Tringa ochropus

Wetenschappelijke naam:
Tringa ochropus Linnaeus, 1758

Nederlandse naam:
Witgat

Vogelgroep:
Steltlopers

Veldkenmerken. 24 cm. Bovendelen donkerbruin, bijna zwart, met schaarse witte vlekjes; kop fijn grijs gestreept; nek, borst en flanken zwaarder grijsbruin gestreept en gevlekt. Voorhoofd, wenkbrauwstreep, keel en rest van onderdelen wit. Staart breed zwart-wit gestreept. Snavel stevig, vrij kort, donker met groenige basis, poten groen of grijsgroen. In vlucht onmiskenbaar door zwarte bovendelen en ondervleugels, opvallende witte stuit en witte onderdelen. Poten steken niet voorbij staart uit. In broedkleed iets meer wit gespikkeld dan in winterkleed en iets zwaarder getekend op borst. Juveniel lijkt sterk op adult maar heeft in vers kleed gelijkmatige beige vlekjes op bovendelen in plaats van onregelmatige witte vlekjes. Schuw en solitair, knikt bij onraad vaak met kop en staart. Vliegt als hij opgejaagd wordt vaak met rukkende vleugelslagen in zig-zag vlucht laag weg en wint dan snel hoogte, onderwijl luid roepend.

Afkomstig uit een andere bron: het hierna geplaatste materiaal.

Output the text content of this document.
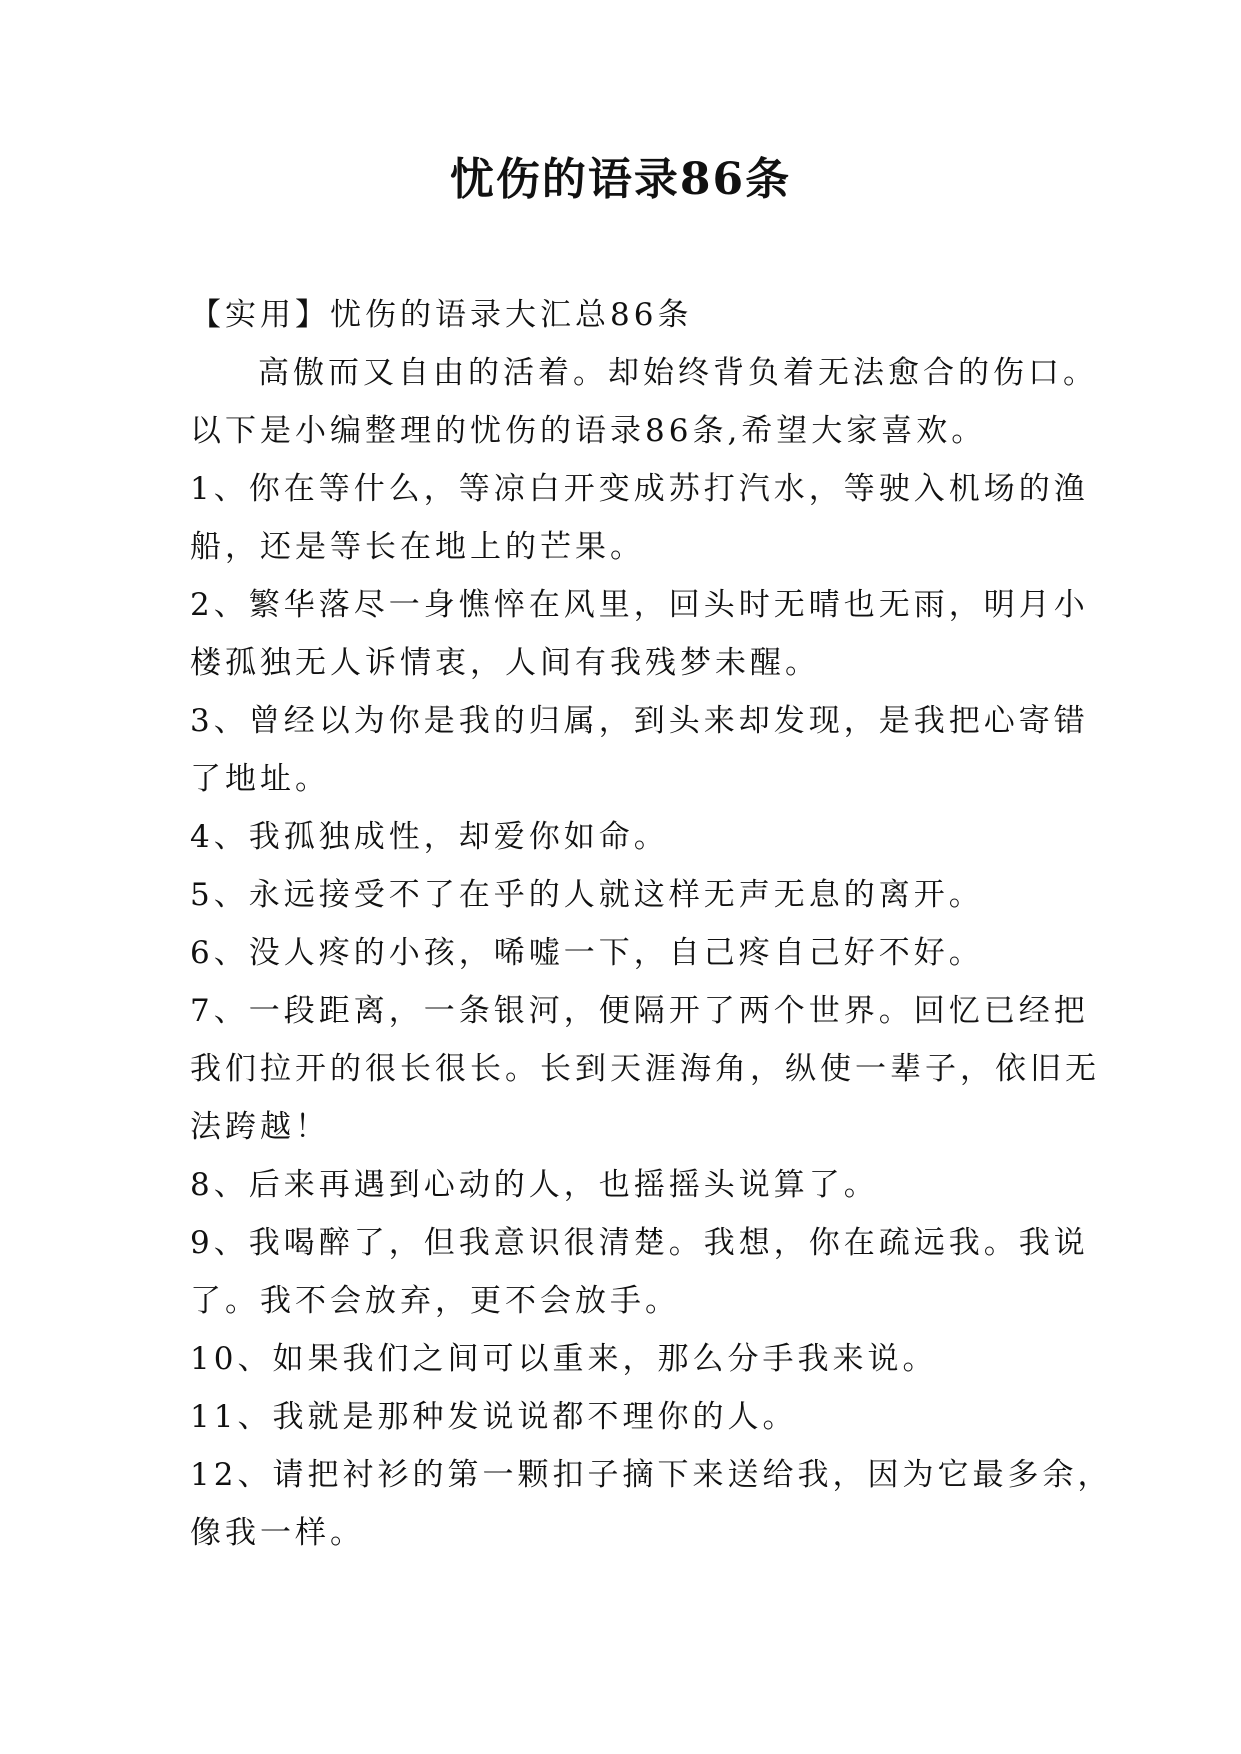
忧伤的语录86条
【实用】忧伤的语录大汇总86条
高傲而又自由的活着。却始终背负着无法愈合的伤口。
以下是小编整理的忧伤的语录86条,希望大家喜欢。
1、你在等什么，等凉白开变成苏打汽水，等驶入机场的渔
船，还是等长在地上的芒果。
2、繁华落尽一身憔悴在风里，回头时无晴也无雨，明月小
楼孤独无人诉情衷，人间有我残梦未醒。
3、曾经以为你是我的归属，到头来却发现，是我把心寄错
了地址。
4、我孤独成性，却爱你如命。
5、永远接受不了在乎的人就这样无声无息的离开。
6、没人疼的小孩，唏嘘一下，自己疼自己好不好。
7、一段距离，一条银河，便隔开了两个世界。回忆已经把
我们拉开的很长很长。长到天涯海角，纵使一辈子，依旧无
法跨越！
8、后来再遇到心动的人，也摇摇头说算了。
9、我喝醉了，但我意识很清楚。我想，你在疏远我。我说
了。我不会放弃，更不会放手。
10、如果我们之间可以重来，那么分手我来说。
11、我就是那种发说说都不理你的人。
12、请把衬衫的第一颗扣子摘下来送给我，因为它最多余，
像我一样。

Geluid. Roep drietonig 'tloe-wietwiet'. Zang nabij broedplaats een jodelend herhaald 'tietloo-ie loe-ie'

Voorkomen. Vrij talrijke broedvogel. Talrijke doortrekker, meestal alleen of met twee of drie, slechts zelden in grote groepen.

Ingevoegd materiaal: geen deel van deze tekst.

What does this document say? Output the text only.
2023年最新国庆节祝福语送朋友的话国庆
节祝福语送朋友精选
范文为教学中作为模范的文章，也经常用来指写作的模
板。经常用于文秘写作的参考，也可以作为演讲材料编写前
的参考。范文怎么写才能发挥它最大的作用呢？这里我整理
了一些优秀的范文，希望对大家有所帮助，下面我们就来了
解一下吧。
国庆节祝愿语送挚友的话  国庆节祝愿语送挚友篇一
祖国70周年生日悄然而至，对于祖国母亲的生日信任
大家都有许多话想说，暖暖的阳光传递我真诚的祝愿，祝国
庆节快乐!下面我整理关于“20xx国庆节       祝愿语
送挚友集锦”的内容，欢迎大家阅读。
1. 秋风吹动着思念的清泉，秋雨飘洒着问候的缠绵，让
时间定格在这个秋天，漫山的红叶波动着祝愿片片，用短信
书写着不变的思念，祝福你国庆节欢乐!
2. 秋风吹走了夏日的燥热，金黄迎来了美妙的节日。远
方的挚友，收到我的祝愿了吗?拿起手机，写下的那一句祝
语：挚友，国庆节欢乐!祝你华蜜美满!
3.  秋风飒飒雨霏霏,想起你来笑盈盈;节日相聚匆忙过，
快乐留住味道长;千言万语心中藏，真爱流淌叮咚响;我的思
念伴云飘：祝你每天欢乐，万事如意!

Habitat. Broedt in zoetwatermoerassen met veel dekking. Broedt vaak in bomen in oude nesten van andere vogels. Buiten broedseizoen in grote variatie aan zoetwatergebieden, vooral nabij modderige oevers. Zelden in zoute gebieden.

Voedsel. Ongewervelden, vooral insecten, ook wel spinnen, wormen en mollusken.